1952: One isn’t always enough

In the early days you could drive the whole of the 24 Hours of Le Mans on your own – if you were bonkers. Frenchman Pierre Levegh set himself that challenge in 1952 and almost pulled off an unlikely win, until just after 23 hours of solo driving the engine in his Talbot blew. How gutted would you be?

It still took Mercedes driver Hermann Lang 20 minutes to overtake Levegh on distance. Mercedes then became the first German manufacturer to win at Le Mans, while it was also the first triumph for a closed-bodied car.

1955: Keep on digging

Don Beauman, Jaguar D-type, Le Mans 1955
The Jaguar D-Type of Don Beauman and Norman Dewis at Le Mans in 1955, prior to retirement. Photo: Klemantaski Collection via Getty Images

During the 1955 Le Mans, a works Jaguar was the car to have. So Don Beauman was doing the right thing spending more than an hour digging his D-Type out of a sandtrap at the Arnage corner.
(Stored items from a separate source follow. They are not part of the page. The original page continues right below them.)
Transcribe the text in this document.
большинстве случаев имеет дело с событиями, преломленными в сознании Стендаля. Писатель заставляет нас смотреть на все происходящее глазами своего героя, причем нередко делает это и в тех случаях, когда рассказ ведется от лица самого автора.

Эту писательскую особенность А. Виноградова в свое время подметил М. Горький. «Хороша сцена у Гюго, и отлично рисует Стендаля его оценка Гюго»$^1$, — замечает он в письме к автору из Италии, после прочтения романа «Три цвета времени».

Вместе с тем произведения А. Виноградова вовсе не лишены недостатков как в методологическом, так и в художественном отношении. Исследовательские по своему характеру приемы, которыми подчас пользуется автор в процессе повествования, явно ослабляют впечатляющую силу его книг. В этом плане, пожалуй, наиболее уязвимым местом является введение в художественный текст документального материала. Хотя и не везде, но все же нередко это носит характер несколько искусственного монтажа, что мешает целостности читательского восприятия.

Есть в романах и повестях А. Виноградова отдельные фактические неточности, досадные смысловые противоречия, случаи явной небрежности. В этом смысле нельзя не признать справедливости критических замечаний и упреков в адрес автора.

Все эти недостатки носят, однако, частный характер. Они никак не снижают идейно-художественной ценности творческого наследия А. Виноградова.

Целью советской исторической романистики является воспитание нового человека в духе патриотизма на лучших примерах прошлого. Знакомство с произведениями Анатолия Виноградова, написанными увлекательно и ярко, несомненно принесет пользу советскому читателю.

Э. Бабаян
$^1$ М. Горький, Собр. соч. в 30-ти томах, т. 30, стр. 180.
Alas, no sooner had he got it free than (Lotus founder) Colin Chapman lost control and smacked into the Jag, rendering Beauman’s efforts pointless.

The unfortunate Beauman was to lose his life to racing within a month. And the 1955 Le Mans is better known for the crash that cost the lives of racer Pierre Levegh plus 83 spectators.

1966: Dead heat or dead duck?

After breaking a six-year Ferrari stranglehold on Le Mans, Ford was determined to engineer a dead heat between its two leading cars in this race. Ken Miles was ordered to slow down to let Chris Amon and Bruce McLaren catch up a four-lap deficit so they could cross the line together.

A couple of spurious pit stops followed. The Amon/McLaren car duly caught up and passed the timing line first. A few metres further on, Miles took the flag first but that didn’t count. He thus missed out on becoming the only man to win Le Mans, Sebring and Daytona.

1969: Tradition comes to a grisly end

In the likely event that you haven’t heard of John Woolfe, he was a British sportscar racer who was killed in the 1969 Le Mans 24 Hours. And it was his death that led to abandoning the tradition of drivers running across the track to their cars: Woolfe was still struggling into his safety belts when his Porsche 917 flipped on the first lap.

Proving that running to the cars was something of a dangerous nonsense, the race was won by Jacky Ickx who had strolled to his Ford GT40 in protest. But it was the closest finish in Le Mans history. The Belgian, plus British team-mate Jackie Oliver, won by a mere 120 metres after Porsches had led most of the race.

1971: The race no one wanted to win

Ferrari and Porsche were the titans of Le Mans in the early 1970s. Pedro Rodriguez, Vic Elford, Mark Donohue, Jo Siffert and Nino Vaccarella all had the chance to win in 1971 but all suffered mechanical mishaps as the two makers battled on.

That left the Martini Porsche of Gijs van Lennep and Helmut Marko to win. The pace had been so frantic, it resulted in the fastest race ever, covering more than 5000km, a record that astonishingly stood until 2000.  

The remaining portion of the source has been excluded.